Por que os idosos suam excessivamente?
É comum que idosos apresentem alterações na regulação da temperatura corporal, o que pode levar a uma sudorese excessiva ou, paradoxalmente, a uma diminuição da transpiração. Vários fatores contribuem para esse fenômeno: a redução da massa de glândulas sudoríparas e sua menor atividade com o avanço da idade; a atrofia da pele, com diminuição da vascularização e da hidratação cutânea; e alterações no sistema nervoso autônomo, que regula a resposta termorregulatória. Além disso, condições clínicas frequentes na terceira idade — como hipotireoidismo, diabetes mellitus (especialmente com neuropatia autonômica), doenças cardiovasculares, infecções crônicas (ex.: tuberculose latente), síndromes linfoproliferativas (como linfoma) e distúrbios hormonais (ex.: síndrome das quatro glândulas hiperativas) — podem se manifestar com sudorese noturna ou diurna intensa.
Não devemos esquecer também o impacto de medicamentos amplamente utilizados por idosos: antidepressivos tricíclicos, inibidores seletivos da recaptação da serotonina (ISRS), anticolinérgicos, opioides, glicocorticoides e alguns anti-hipertensivos estão associados a hiperidrose como efeito adverso.
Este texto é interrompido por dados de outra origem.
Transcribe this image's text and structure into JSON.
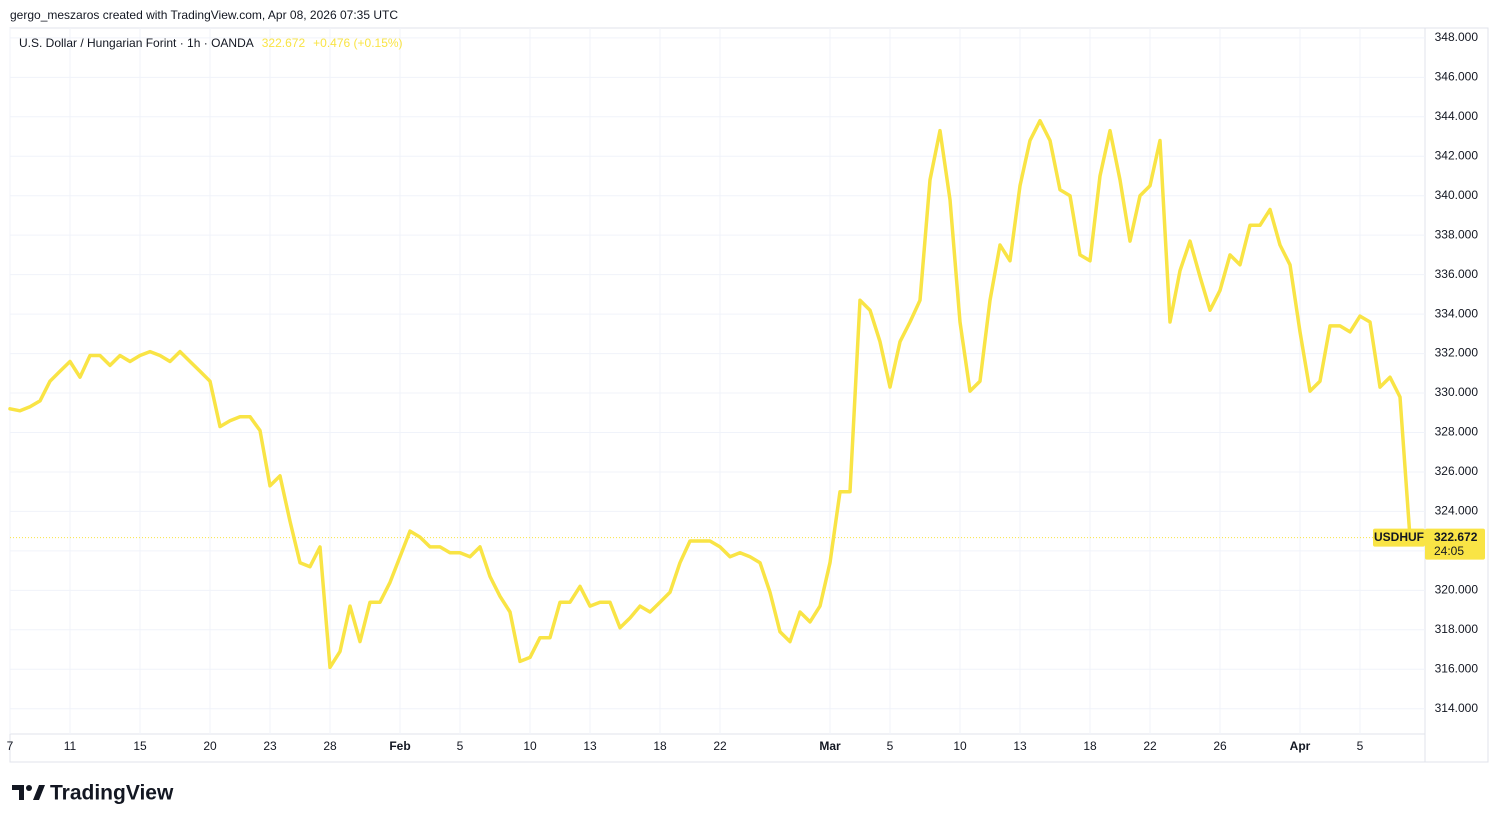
{
  "header": {
    "credit": "gergo_meszaros created with TradingView.com, Apr 08, 2026 07:35 UTC",
    "logo": "TradingView"
  },
  "chart_data": {
    "type": "line",
    "title": "U.S. Dollar / Hungarian Forint · 1h · OANDA",
    "last_price": 322.672,
    "change": "+0.476 (+0.15%)",
    "countdown": "24:05",
    "grid": true,
    "categories": [
      "7",
      null,
      null,
      null,
      null,
      null,
      "11",
      null,
      null,
      null,
      null,
      null,
      null,
      "15",
      null,
      null,
      null,
      null,
      null,
      null,
      "20",
      null,
      null,
      null,
      null,
      null,
      "23",
      null,
      null,
      null,
      null,
      null,
      "28",
      null,
      null,
      null,
      null,
      null,
      null,
      "Feb",
      null,
      null,
      null,
      null,
      null,
      "5",
      null,
      null,
      null,
      null,
      null,
      null,
      "10",
      null,
      null,
      null,
      null,
      null,
      "13",
      null,
      null,
      null,
      null,
      null,
      null,
      "18",
      null,
      null,
      null,
      null,
      null,
      "22",
      null,
      null,
      null,
      null,
      null,
      null,
      null,
      null,
      null,
      null,
      "Mar",
      null,
      null,
      null,
      null,
      null,
      "5",
      null,
      null,
      null,
      null,
      null,
      null,
      "10",
      null,
      null,
      null,
      null,
      null,
      "13",
      null,
      null,
      null,
      null,
      null,
      null,
      "18",
      null,
      null,
      null,
      null,
      null,
      "22",
      null,
      null,
      null,
      null,
      null,
      null,
      "26",
      null,
      null,
      null,
      null,
      null,
      null,
      null,
      "Apr",
      null,
      null,
      null,
      null,
      null,
      "5",
      null,
      null,
      null,
      null,
      null
    ],
    "series": [
      {
        "name": "USDHUF",
        "color": "#f9e445",
        "values": [
          329.2,
          329.1,
          329.3,
          329.6,
          330.6,
          331.1,
          331.6,
          330.8,
          331.9,
          331.9,
          331.4,
          331.9,
          331.6,
          331.9,
          332.1,
          331.9,
          331.6,
          332.1,
          331.6,
          331.1,
          330.6,
          328.3,
          328.6,
          328.8,
          328.8,
          328.1,
          325.3,
          325.8,
          323.5,
          321.4,
          321.2,
          322.2,
          316.1,
          316.9,
          319.2,
          317.4,
          319.4,
          319.4,
          320.4,
          321.7,
          323.0,
          322.7,
          322.2,
          322.2,
          321.9,
          321.9,
          321.7,
          322.2,
          320.7,
          319.7,
          318.9,
          316.4,
          316.6,
          317.6,
          317.6,
          319.4,
          319.4,
          320.2,
          319.2,
          319.4,
          319.4,
          318.1,
          318.6,
          319.2,
          318.9,
          319.4,
          319.9,
          321.4,
          322.5,
          322.5,
          322.5,
          322.2,
          321.7,
          321.9,
          321.7,
          321.4,
          319.9,
          317.9,
          317.4,
          318.9,
          318.4,
          319.2,
          321.4,
          325.0,
          325.0,
          334.7,
          334.2,
          332.6,
          330.3,
          332.6,
          333.6,
          334.7,
          340.8,
          343.3,
          339.8,
          333.6,
          330.1,
          330.6,
          334.7,
          337.5,
          336.7,
          340.5,
          342.8,
          343.8,
          342.8,
          340.3,
          340.0,
          337.0,
          336.7,
          341.0,
          343.3,
          340.8,
          337.7,
          340.0,
          340.5,
          342.8,
          333.6,
          336.2,
          337.7,
          335.9,
          334.2,
          335.2,
          337.0,
          336.5,
          338.5,
          338.5,
          339.3,
          337.5,
          336.5,
          333.1,
          330.1,
          330.6,
          333.4,
          333.4,
          333.1,
          333.9,
          333.6,
          330.3,
          330.8,
          329.8,
          322.672
        ]
      }
    ],
    "ylim": [
      311.3,
      348.5
    ],
    "yticks": [
      {
        "value": 314,
        "label": "314.000"
      },
      {
        "value": 316,
        "label": "316.000"
      },
      {
        "value": 318,
        "label": "318.000"
      },
      {
        "value": 320,
        "label": "320.000"
      },
      {
        "value": 322,
        "label": "322.000"
      },
      {
        "value": 324,
        "label": "324.000"
      },
      {
        "value": 326,
        "label": "326.000"
      },
      {
        "value": 328,
        "label": "328.000"
      },
      {
        "value": 330,
        "label": "330.000"
      },
      {
        "value": 332,
        "label": "332.000"
      },
      {
        "value": 334,
        "label": "334.000"
      },
      {
        "value": 336,
        "label": "336.000"
      },
      {
        "value": 338,
        "label": "338.000"
      },
      {
        "value": 340,
        "label": "340.000"
      },
      {
        "value": 342,
        "label": "342.000"
      },
      {
        "value": 344,
        "label": "344.000"
      },
      {
        "value": 346,
        "label": "346.000"
      },
      {
        "value": 348,
        "label": "348.000"
      }
    ]
  }
}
A avaliação clínica deve ser minuciosa, incluindo anamnese detalhada (horário, localização, associação a outros sintomas como febre, perda de peso, palpitações ou tremores), exame físico completo e exames complementares direcionados — como dosagem sérica de TSH, glicemia de jejum, hemograma completo, lactato desidrogenase (LDH), proteína C reativa (PCR) e, quando indicado, imagem torácica ou estudos endócrinos.
Recomenda-se evitar automedicação e ajustes não supervisionados de medicação. O manejo depende da causa identificada: pode envolver correção de desequilíbrios hormonais, tratamento de infecções ou neoplasias, revisão farmacológica ou medidas não farmacológicas, como uso de roupas leves, controle ambiental da temperatura e hidratação adequada. Caso a sudorese seja persistente, acompanhada de sinais de alarme (ex.: perda ponderal inexplicada >5% do peso corporal em 6 meses, febre prolongada ou linfadenomegalia), é fundamental encaminhamento imediato para avaliação especializada.